On March 10, EU and US pressed to drop dispute-settlement rule from trade deal. After reading the news, I did a research on European Monetary Unification(EMU) and the euro to better understand it.
1. What is EU and EMU?
EMU is the move to a common currency for a group of countries of Europe, originally with 12 countries and now increased to 18. The purpose is to further the economic integration of Europe that began with the European Economic Community and is today called the European Union (EU). The currency is shared by all 18 countries and is not controlled by any one of them – it is controlled by the European Central Bank (ECB), based in Frankfurt, Germany. This group of countries is called the Economic and Monetary Union (EMU), or informally, the Eurozone.
2. Difficulties of Adopting Common Currency
There was need for convergence but there were also difficulties of adopting common currency. First of all, if countries have different rates of inflation, the high-inflation countries will lose markets to low-inflation countries so that the exchange rates won’t adjust to correct for differences. Secondly, if countries have different interest rates, capital will flow to high-interest rate countries seeking higher return. In addition, the uncertainty about exchange rate will not offset this.

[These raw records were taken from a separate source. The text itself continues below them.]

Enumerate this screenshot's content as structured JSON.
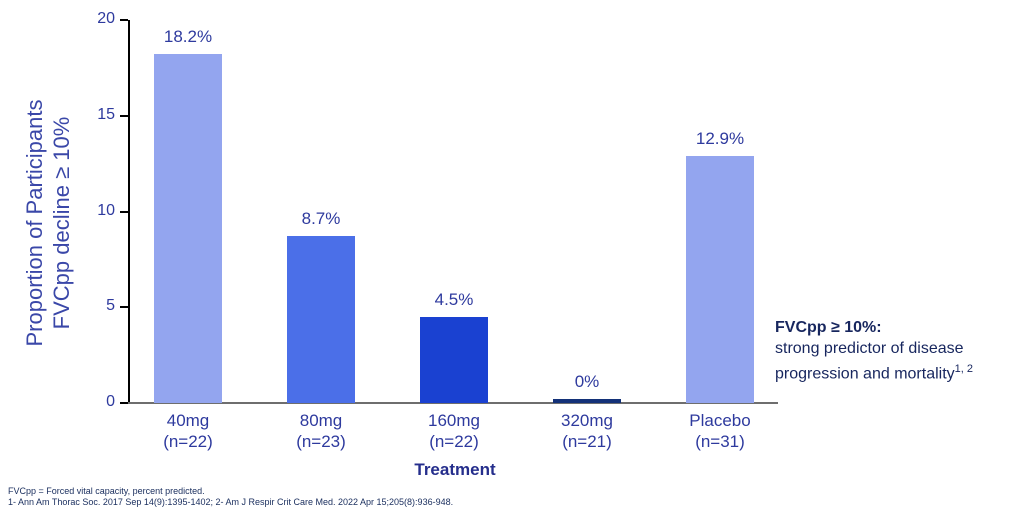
{
  "chart_data": {
    "type": "bar",
    "title": "",
    "categories": [
      {
        "line1": "40mg",
        "line2": "(n=22)"
      },
      {
        "line1": "80mg",
        "line2": "(n=23)"
      },
      {
        "line1": "160mg",
        "line2": "(n=22)"
      },
      {
        "line1": "320mg",
        "line2": "(n=21)"
      },
      {
        "line1": "Placebo",
        "line2": "(n=31)"
      }
    ],
    "values": [
      18.2,
      8.7,
      4.5,
      0,
      12.9
    ],
    "value_labels": [
      "18.2%",
      "8.7%",
      "4.5%",
      "0%",
      "12.9%"
    ],
    "bar_colors": [
      "#93a5ef",
      "#4b6fe8",
      "#1a41d1",
      "#133178",
      "#93a5ef"
    ],
    "xlabel": "Treatment",
    "ylabel_line1": "Proportion of Participants",
    "ylabel_line2": "FVCpp decline ≥ 10%",
    "ylim": [
      0,
      20
    ],
    "yticks": [
      0,
      5,
      10,
      15,
      20
    ],
    "grid": false,
    "legend": "none"
  },
  "annotation": {
    "heading": "FVCpp ≥ 10%:",
    "line1": "strong predictor of disease",
    "line2": "progression and mortality",
    "superscript": "1, 2"
  },
  "footnotes": [
    "FVCpp = Forced vital capacity, percent predicted.",
    "1- Ann Am Thorac Soc. 2017 Sep 14(9):1395-1402; 2- Am J Respir Crit Care Med. 2022 Apr 15;205(8):936-948."
  ],
  "colors": {
    "axis_text": "#2e3a9e",
    "ylabel_text": "#3a47a8",
    "dark_navy_text": "#17265e",
    "x_axis_line": "#6e6e6e",
    "y_axis_line": "#000000",
    "background": "#ffffff"
  }
}
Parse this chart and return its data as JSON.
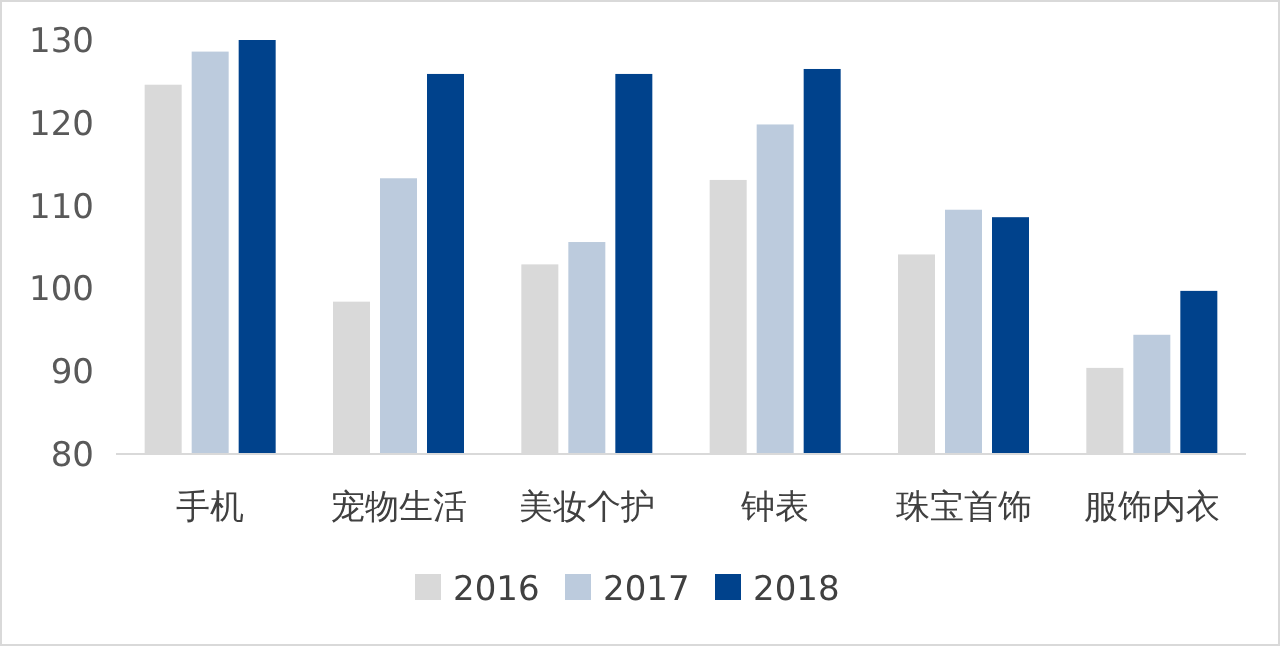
{
  "chart_data": {
    "type": "bar",
    "categories": [
      "手机",
      "宠物生活",
      "美妆个护",
      "钟表",
      "珠宝首饰",
      "服饰内衣"
    ],
    "series": [
      {
        "name": "2016",
        "color": "#d9d9d9",
        "values": [
          124.6,
          98.4,
          102.9,
          113.1,
          104.1,
          90.4
        ]
      },
      {
        "name": "2017",
        "color": "#bccbdd",
        "values": [
          128.6,
          113.3,
          105.6,
          119.8,
          109.5,
          94.4
        ]
      },
      {
        "name": "2018",
        "color": "#00428c",
        "values": [
          130.0,
          125.9,
          125.9,
          126.5,
          108.6,
          99.7
        ]
      }
    ],
    "ylim": [
      80,
      130
    ],
    "yticks": [
      80,
      90,
      100,
      110,
      120,
      130
    ],
    "grid": false,
    "legend": "bottom"
  }
}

Thirdly, the unification of currency brings the temptation to run budget deficits when one country is able to borrow from other countries.
From the above three aspect, we can conclude that the success with a common currency requires countries to have similar inflation rates, interest rates, budget deficits, and government debts – achieving these is “convergence”.

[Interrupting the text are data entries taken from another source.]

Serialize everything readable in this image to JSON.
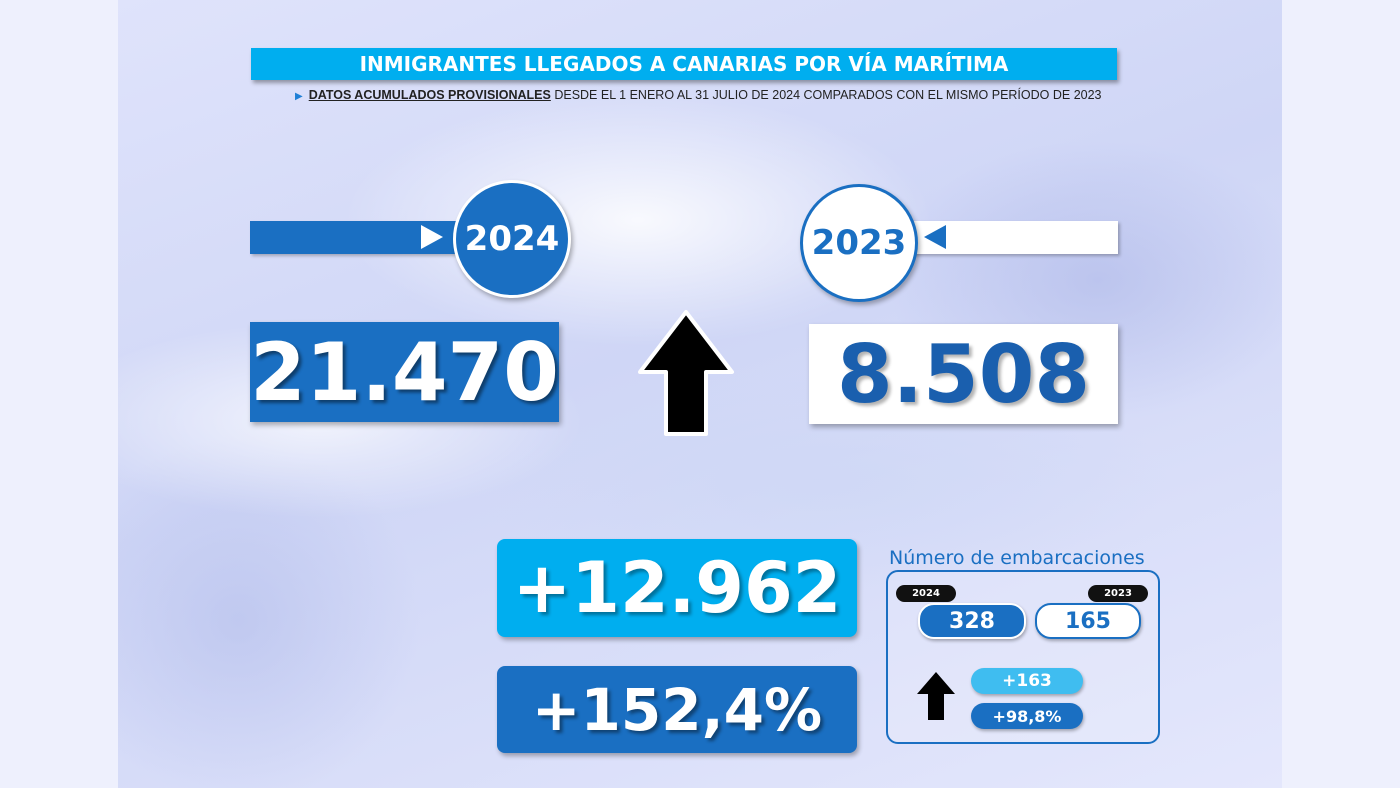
{
  "title": "INMIGRANTES LLEGADOS A CANARIAS POR VÍA MARÍTIMA",
  "subtitle": {
    "emphasis": "DATOS ACUMULADOS PROVISIONALES",
    "rest": " DESDE EL 1 ENERO AL 31 JULIO DE 2024 COMPARADOS CON EL MISMO PERÍODO DE 2023"
  },
  "current": {
    "year": "2024",
    "value": "21.470"
  },
  "previous": {
    "year": "2023",
    "value": "8.508"
  },
  "trend": "up-arrow-icon",
  "difference": "+12.962",
  "percent_change": "+152,4%",
  "boats": {
    "title": "Número de embarcaciones",
    "current_year": "2024",
    "current_value": "328",
    "previous_year": "2023",
    "previous_value": "165",
    "difference": "+163",
    "percent_change": "+98,8%"
  },
  "colors": {
    "primary_blue": "#1a6fc2",
    "light_blue": "#00aeef",
    "arrow": "#000000"
  }
}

3. Pros and Cons of Unification
The proponents believe that the unification will hep complete the internal market and improve competition efficiency. Countries will face a very open market that there are various players from different countries. Also, there would be arbitrage across national borders. The survival of the fittest keeps the market moving forward. The market efficiency could also bring the stability of prices of goods that would benefit the consumers across countries. Considered from the financial market, the unification will lower the interest rate and therefore bring higher investments which will ultimately lead to a stronger growth.
The opponents have negative voices that the unification will lead to the loss of sovereignty. This is controversial because some people worry that the countries may not be able to make their own decisions independently. Secondly, there are difficulties of adjustment to asymmetric shocks. As had happened before, German unification and discovery of North Sea Oil are the sources.